Все предвещало князю новые удачи, все благоприятствовало ему. Румяный от мороза, пригожий и статный, в приливе бодрости он объезжал поутру острожные укрепления. Давно хотел осмотреть все разом, да не выдавалось времени, а ныне сумел выкроить Услаждал сердце необременительной прогулкой. Любовался зимними украсами.

Чинно приотстав, шагом направляли своих коней за ним Федор Шереметев и прибывшие из Москвы князья Иван Куракин с Борисом Лыковым, а следом уже прочие воеводы. Скопин оборачивался, озорно взглядывал на ближних сопутников, как бы призывая разделить его доброе расположение духа и дивясь, что им не в приятность благодать утреннего света, куржалых от инея берез, чистых пуховых снегов с перелетающими над пряслами сороками. Но сопутники блюли пристойную важность, их не занимало игривое настроение Скопина: служба есть служба, и неча попусту пялить зенки.

Впрочем, Федор Иванович постоянно был сдержан, а Иван Семенович и Борис Михайлович держались настороже неспроста.

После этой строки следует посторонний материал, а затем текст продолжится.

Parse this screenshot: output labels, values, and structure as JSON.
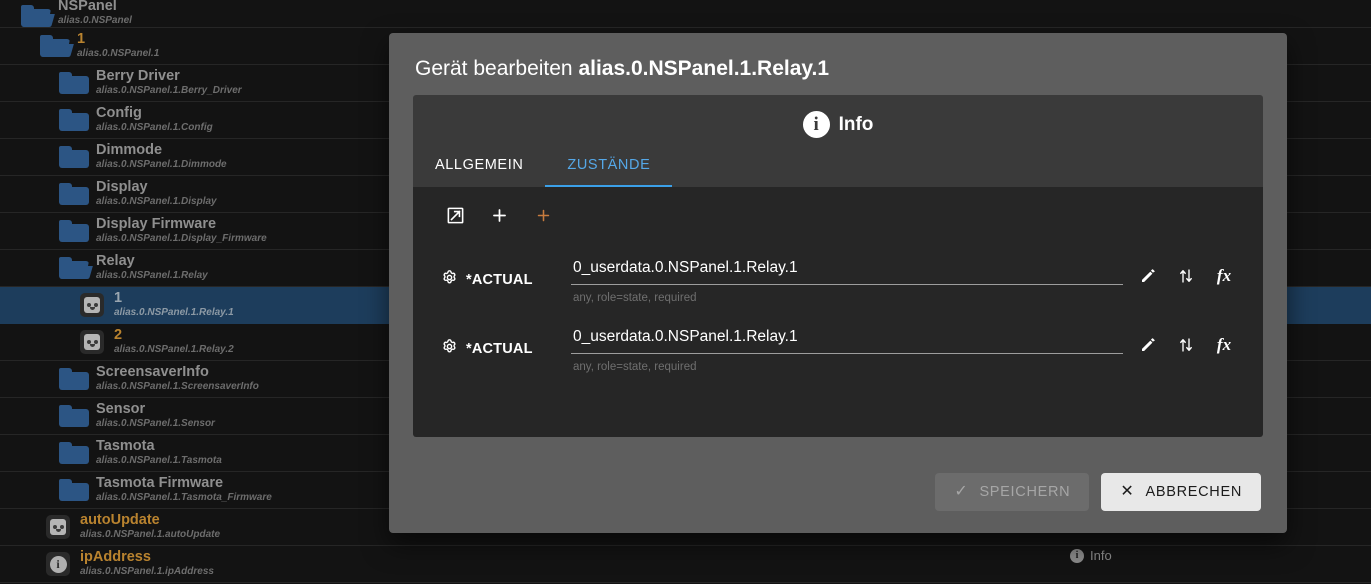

В Москве кто-то злонамеренно распускал слухи, что Скопин, упоенный победами, метит на государево место, хотя царь, отсылая князей с полками в Александрову слободу, вновь подтвердил, что надежен на племянника, яко на свою душу. Но молвил он это без былой твердости и отводя подслеповатые глазки, будто намекал: вникните-ка. Уж царевы-то увороты для них не в диковину. Верно, не лежала душа у Куракина с Лыковым к шубнику, но и к Скопину не тянулись сердцем: выскочил прыщ! А чем они сами хуже? Так и вели себя меж царем и его племянником ровно. На всякий случай.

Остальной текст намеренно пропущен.